[verzoekster, tevens verweerster in de tegenverzoeken] erkent dat het bedrag niet aan [naam statutair bestuurder] verstrekt is en dat [naam statutair bestuurder] niet op de hoogte was van de opnamen. [verzoekster, tevens verweerster in de tegenverzoeken] stelt in dat verband dat zij € 2.500,00 in opdracht van [naam hoofd opleiding en training] opgenomen heeft. Volgens [verzoekster, tevens verweerster in de tegenverzoeken] was het de bedoeling dat dit bedrag aan [naam statutair bestuurder] verstrekt moest worden om “een bepaald toestel of apparaat” aan te schaffen in de VS. Uiteindelijk is dat niet doorgegaan omdat [naam hoofd opleiding en training] “aangaf dat dat niet nodig zou zijn” en heeft ze het bedrag daarom niet aan [naam statutair bestuurder] hoeven te verstrekken, aldus [verzoekster, tevens verweerster in de tegenverzoeken] . SRAL heeft dit betoog van [verzoekster, tevens verweerster in de tegenverzoeken] betwist. Er was volgens SRAL geen sprake van een geplande reis van [naam statutair bestuurder] naar de VS in december 2016 en [naam hoofd opleiding en training] heeft evenmin een verzoek aan [verzoekster, tevens verweerster in de tegenverzoeken] gedaan om in verband daarmee € 2.500,00 op te nemen.
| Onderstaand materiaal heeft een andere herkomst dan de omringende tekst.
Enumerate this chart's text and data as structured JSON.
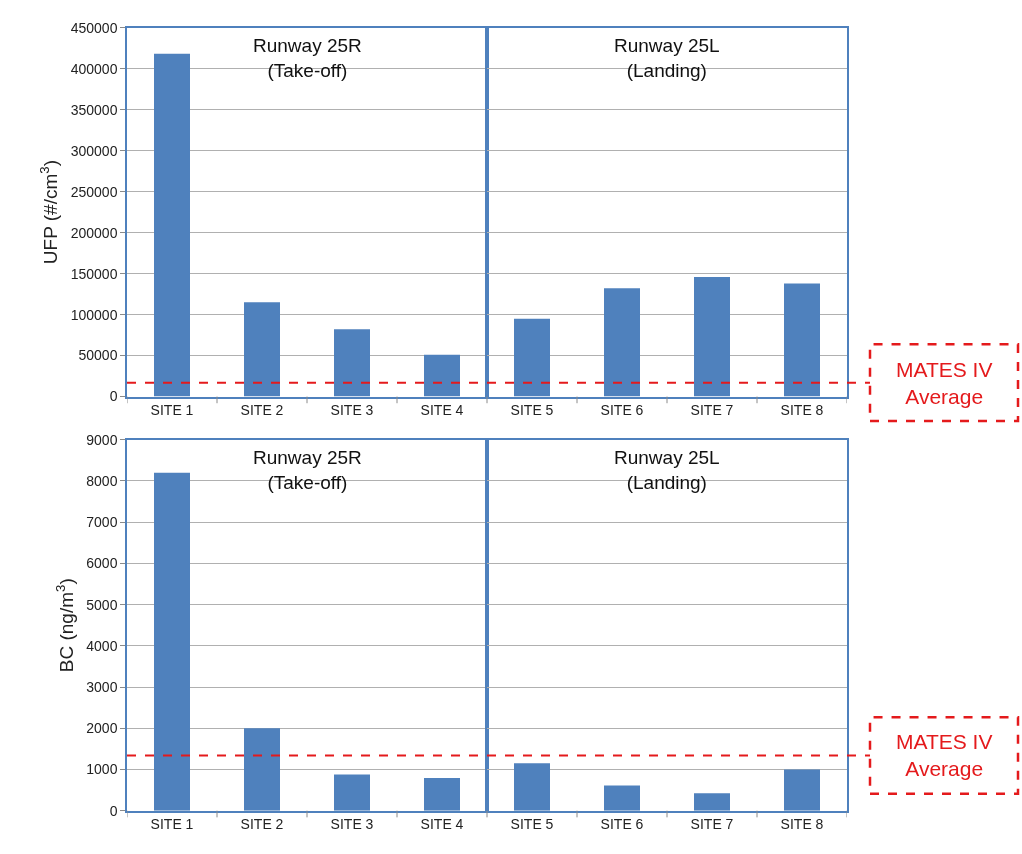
{
  "chart_data": [
    {
      "type": "bar",
      "ylabel": "UFP (#/cm$^{3}$)",
      "categories": [
        "SITE 1",
        "SITE 2",
        "SITE 3",
        "SITE 4"
      ],
      "values": [
        418000,
        115000,
        82000,
        51000
      ],
      "color": "#4f81bd",
      "ylim": [
        0,
        450000
      ],
      "yticks": [
        0,
        50000,
        100000,
        150000,
        200000,
        250000,
        300000,
        350000,
        400000,
        450000
      ],
      "grid": "y",
      "annotations": [
        "Runway 25R\n(Take-off)"
      ],
      "ref_lines": [
        {
          "axis": "y",
          "value": 17000,
          "color": "#e41a1c",
          "line_style": "dashed"
        }
      ]
    },
    {
      "type": "bar",
      "categories": [
        "SITE 5",
        "SITE 6",
        "SITE 7",
        "SITE 8"
      ],
      "values": [
        95000,
        132000,
        146000,
        138000
      ],
      "color": "#4f81bd",
      "ylim": [
        0,
        450000
      ],
      "yticks": [
        0,
        50000,
        100000,
        150000,
        200000,
        250000,
        300000,
        350000,
        400000,
        450000
      ],
      "grid": "y",
      "tick_labels": "x",
      "annotations": [
        "Runway 25L\n(Landing)"
      ],
      "ref_lines": [
        {
          "axis": "y",
          "value": 17000,
          "label": "MATES IV\nAverage",
          "color": "#e41a1c",
          "line_style": "dashed"
        }
      ]
    },
    {
      "type": "bar",
      "ylabel": "BC (ng/m$^{3}$)",
      "categories": [
        "SITE 1",
        "SITE 2",
        "SITE 3",
        "SITE 4"
      ],
      "values": [
        8200,
        2000,
        880,
        790
      ],
      "color": "#4f81bd",
      "ylim": [
        0,
        9000
      ],
      "yticks": [
        0,
        1000,
        2000,
        3000,
        4000,
        5000,
        6000,
        7000,
        8000,
        9000
      ],
      "grid": "y",
      "annotations": [
        "Runway 25R\n(Take-off)"
      ],
      "ref_lines": [
        {
          "axis": "y",
          "value": 1340,
          "color": "#e41a1c",
          "line_style": "dashed"
        }
      ]
    },
    {
      "type": "bar",
      "categories": [
        "SITE 5",
        "SITE 6",
        "SITE 7",
        "SITE 8"
      ],
      "values": [
        1150,
        610,
        420,
        1000
      ],
      "color": "#4f81bd",
      "ylim": [
        0,
        9000
      ],
      "yticks": [
        0,
        1000,
        2000,
        3000,
        4000,
        5000,
        6000,
        7000,
        8000,
        9000
      ],
      "grid": "y",
      "tick_labels": "x",
      "annotations": [
        "Runway 25L\n(Landing)"
      ],
      "ref_lines": [
        {
          "axis": "y",
          "value": 1340,
          "label": "MATES IV\nAverage",
          "color": "#e41a1c",
          "line_style": "dashed"
        }
      ]
    }
  ]
}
SRAL verwijst naar de schriftelijke verklaring van [naam hoofd opleiding en training] (productie 22 van de zijde van SRAL). De kantonrechter is van oordeel dat het op de weg van [verzoekster, tevens verweerster in de tegenverzoeken] ligt om aan te tonen dat zij het bedrag van € 2.500,00 in opdracht van SRAL (althans [naam hoofd opleiding en training] ) opgenomen heeft. Gelet op de gemotiveerde betwisting had [verzoekster, tevens verweerster in de tegenverzoeken] haar stelling nader moeten onderbouwen. Die onderbouwing is uitgebleven. Wanneer de reis van [naam statutair bestuurder] zou plaatsvinden, om welk apparaat het zou gaan en waarom het uiteindelijk toch “niet nodig zou zijn” is allemaal niet verder uitgelegd door [verzoekster, tevens verweerster in de tegenverzoeken] . Haar verweer op dit onderdeel moet derhalve worden verworpen. Zij heeft dus zonder grond
€ 2.500,00 uit de kas van SRAL opgenomen. [verzoekster, tevens verweerster in de tegenverzoeken] is gehouden dit bedrag terug te betalen. [verzoekster, tevens verweerster in de tegenverzoeken] heeft nog aangevoerd dat SRAL heeft miskend dat € 1.400,00 is teruggestort. Voor zover zij hiermee heeft willen aanvoeren dat dit bedrag reeds is terugbetaald, moet dat verweer verworpen worden. Uit de door [verzoekster, tevens verweerster in de tegenverzoeken] niet betwiste kasopstelling (productie 31 van SRAL) blijkt immers dat bedoeld bedrag van € 1.400,00 niet is terugbetaald ten bate van de kas, maar juist is afgeboekt ten laste van de kas. Voorts heeft [verzoekster, tevens verweerster in de tegenverzoeken] nog tevergeefs betoogd dat het bedrag van € 2.500,00 is aangewend ter betaling van andere declaraties. Enige onderbouwing daarvan heeft zij niet gegeven en SRAL heeft die onderbouwing naar eigen zeggen in de door [verzoekster, tevens verweerster in de tegenverzoeken] achtergelaten administratie niet aangetroffen omdat er geen sprake is van een kasverschil. De kantonrechter is van oordeel, omdat [verzoekster, tevens verweerster in de tegenverzoeken] niet betwist dat er geen sprake is van een kasverschil, de opname van € 2.500,00 enkel is verantwoord met de vermelding “Voorschot [naam statutair bestuurder] ” terwijl aan [naam statutair bestuurder] dit voorschot niet is verstrekt. Van een andere besteding door [verzoekster, tevens verweerster in de tegenverzoeken] van dit bedrag ten behoeve van SRAL tot 20 december 2016, bijvoorbeeld aan declaraties, is niets gebleken.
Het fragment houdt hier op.